Hydraulic Modelling
I came across a reference to some software called EPANET the other day in a design report. Having done a little digging to find out what it is I thought it may be useful to the other E&M’s (or Civil’s) out there. It allows the modelling of water distribution piping systems, including junctions, valves, pumps and storage. As well as doing the standard hydraulic checks based on Hazen-Williams, Darcy Weisbach or Chezy-Manning formula, it can do model time based movement through the system allowing the modelling of residual chlorine amongst other things. It sounds impressive and what’s more it was developed by the United States Environmental Protection Authority, so its free. I haven’t had the chance to experiment with it yet, but it has apparently been used quite a bit on some of the Melbourne Water projects by various members of the KBR team.

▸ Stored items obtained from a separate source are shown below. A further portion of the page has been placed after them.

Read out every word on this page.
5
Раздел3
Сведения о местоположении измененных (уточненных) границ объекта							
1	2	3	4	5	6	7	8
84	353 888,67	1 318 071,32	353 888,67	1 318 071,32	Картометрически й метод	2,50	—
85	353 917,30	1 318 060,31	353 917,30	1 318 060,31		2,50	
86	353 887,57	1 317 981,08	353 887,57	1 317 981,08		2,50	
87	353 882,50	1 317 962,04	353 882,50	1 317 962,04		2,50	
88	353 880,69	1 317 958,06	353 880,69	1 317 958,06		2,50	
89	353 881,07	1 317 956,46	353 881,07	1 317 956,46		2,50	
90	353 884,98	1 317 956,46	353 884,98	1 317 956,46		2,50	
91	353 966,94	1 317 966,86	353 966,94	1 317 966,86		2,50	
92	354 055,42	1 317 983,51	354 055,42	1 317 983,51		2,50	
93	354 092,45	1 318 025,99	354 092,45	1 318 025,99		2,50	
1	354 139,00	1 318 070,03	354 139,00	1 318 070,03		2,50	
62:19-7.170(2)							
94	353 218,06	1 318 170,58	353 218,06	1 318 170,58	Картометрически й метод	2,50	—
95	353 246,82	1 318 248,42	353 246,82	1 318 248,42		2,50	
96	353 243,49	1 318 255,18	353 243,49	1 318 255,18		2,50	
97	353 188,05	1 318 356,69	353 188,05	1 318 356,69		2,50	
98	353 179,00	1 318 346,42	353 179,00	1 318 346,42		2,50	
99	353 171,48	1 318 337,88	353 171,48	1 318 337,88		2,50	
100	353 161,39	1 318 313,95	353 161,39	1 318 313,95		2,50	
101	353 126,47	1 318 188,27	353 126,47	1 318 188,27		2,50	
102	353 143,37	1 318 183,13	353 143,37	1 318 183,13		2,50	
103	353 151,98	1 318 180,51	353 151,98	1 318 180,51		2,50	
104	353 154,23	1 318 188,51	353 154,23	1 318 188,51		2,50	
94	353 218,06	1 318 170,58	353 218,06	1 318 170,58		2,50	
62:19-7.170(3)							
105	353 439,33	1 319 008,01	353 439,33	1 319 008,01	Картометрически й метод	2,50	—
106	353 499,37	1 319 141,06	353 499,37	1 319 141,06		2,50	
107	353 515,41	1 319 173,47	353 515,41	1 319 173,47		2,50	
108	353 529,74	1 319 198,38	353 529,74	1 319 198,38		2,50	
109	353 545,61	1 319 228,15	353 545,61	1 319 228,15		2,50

http://www.epa.gov/water-research/epanet

EPANet is a very useful tool Matt, as you highlight. There’s a link to this sotfware, amongst others, on the E&M portion of the ELE in the “Computer Aided Engineering” module.
On a wider note the US offering of software is worth a look, there are a variety of packages available that are free to use (non commercially). Its also worth reinforcing that the Bentley StudentServer has 50 commercial software titles for you to explore, the Bentley equivalent of EPANet is WaterCAD which is more sophisticated ie harder to use.